“Um copo de cólera”, “A neve estava suja”
Literatura

“Um copo de cólera”, “A neve estava suja”

2 de novembro de 2015 0

Eu lembro de ter ouvido ou lido, anos atrás, a notícia de que o político israelense Shimon Peres lia alguns romances de escritores locais antes de viajar para algum país que não conhecia. Creio que ele achava que a literatura mostrava aspectos que outros meios – como a história ou o jornalismo – não conseguiam registrar. Realmente, é inegável que a leitura de Balzac ajuda – e muito – a entender a vida e a política da Restauração e da Monarquia de Julho na França do século XIX, assim como os livros de J.M. Coetzee dão uma visão “de dentro” da África do Sul no período do apartheid.

As obsessões do escritor Patrick Modiano, Prêmio Nobel de 2014, são a dominação alemã na França durante a Segunda Guerra Mundial e a dificuldade dos personagens ao tentar recuperar lembranças e documentos desta época tenebrosa. Se na maioria dos romances de Modiano a precisão na descrição de ruas e lugares de Paris é um ponto em comum com os livros do escritor policial belga Georges Simenon, no romance deste último “A neve estava suja” (1948) a coincidência é ainda maior, já que a história se passa durante a ocupação alemã.

“A neve estava suja” é um dos mais célebres “romances duros” (termo que o escritor utilizava para denominar os livros em que o personagem Maigret não participava) de Georges Simenon. No livro, a maioria dos personagens é do mesmo tipo daqueles que infestam os livros de Modiano: pequenos arrivistas, golpistas, desqualificados que se aproveitavam da dominação alemã para ganhar dinheiro com atividades ilícitas. O personagem principal do romance é Frank Friedmaier, o filho de uma dona de bordel que é basicamente um psicopata: já no início do livro ele mata um oficial alemão para conhecer a sensação de matar alguém. Ele faz sexo com as prostitutas que trabalham com sua mãe, e as maltrata. Ganha dinheiro com pequenos golpes, e nenhuma preocupação moral se interpõe entre o seu desejo de conseguir enriquecer naquela época difícil e os meios para atingir este objetivo. Sua frieza e maldade tornam-no semelhante ao célebre personagem Mersault, do romance “O estrangeiro”, de Albert Camus – livro que inspirou a ótima “Killing an arab”, do The Cure, aliás.
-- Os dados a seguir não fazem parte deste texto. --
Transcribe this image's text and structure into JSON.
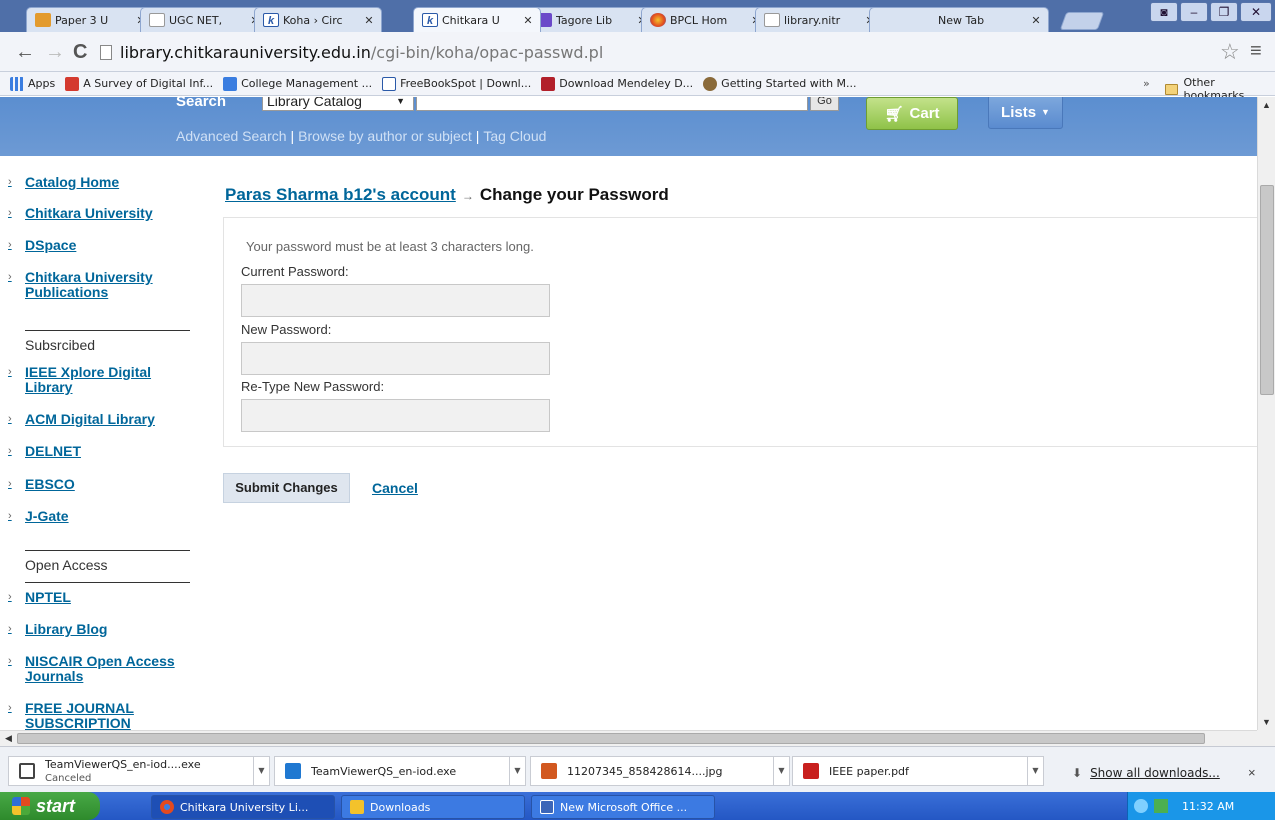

A atmosfera de opressão, de angústia e de falta de perspectivas deste extraordinário “A neve estava suja” é a mesma dos romances de Modiano, embora o estilo dos dois escritores seja bastante distinto: Simenon é preciso nas descrições, enquanto que o Nobel de 2014 faz das falhas da memória parte integrante de sua técnica narrativa.

As poucas críticas que li do clássico “Um copo de cólera”, do paulista Raduan Nassar, relacionam a atmosfera opressiva desta novela com a ditadura militar brasileira – o livro foi escrito em 1970, mas publicado somente em 1978 (a ditadura começou em 1964 e foi até 1985). O livro conta a história de dois dias na vida de um casal de namorados – ou amantes – cujos nomes não aparecem nenhuma vez: ela chega na casa dele no final da tarde, eles fazem sexo, dormem, acordam de manhã, tomam banho e – depois que ele se enfurece com as formigas que estão atacando uma cerca de sua propriedade – começam uma tensa discussão que chega até à agressão física. O final aponta para a paz entre os dois.

Com uma técnica que faz aumentar a tensão dos acontecimentos – as frases de cada capítulo são divididas apenas por vírgulas, e não por pontos e parágrafos -, “Um copo de cólera” mostra a extrema tensão sexual entre os dois personagens e os conflitos que surgem entre o homem – machista e intelectual ao mesmo tempo – e a moça, bem mais nova – que se sente atraída tanto pelas qualidades como  pelos defeitos do amante. A influência da ditadura militar, aqui, é muito mais sutil do que a da ocupação alemã em “A neve estava suja”, e tem a ver com a tensão, a violência e o ódio que permeiam toda a narrativa  – principalmente por parte do amante.

“Um copo de cólera”, creio, faz parte das obras-primas que têm mais a ver com relacionamentos humanos atemporais do que com uma época específica: eu certamente não o recomendaria para o Shimon Peres se inteirar sobre a época da ditadura militar brasileira.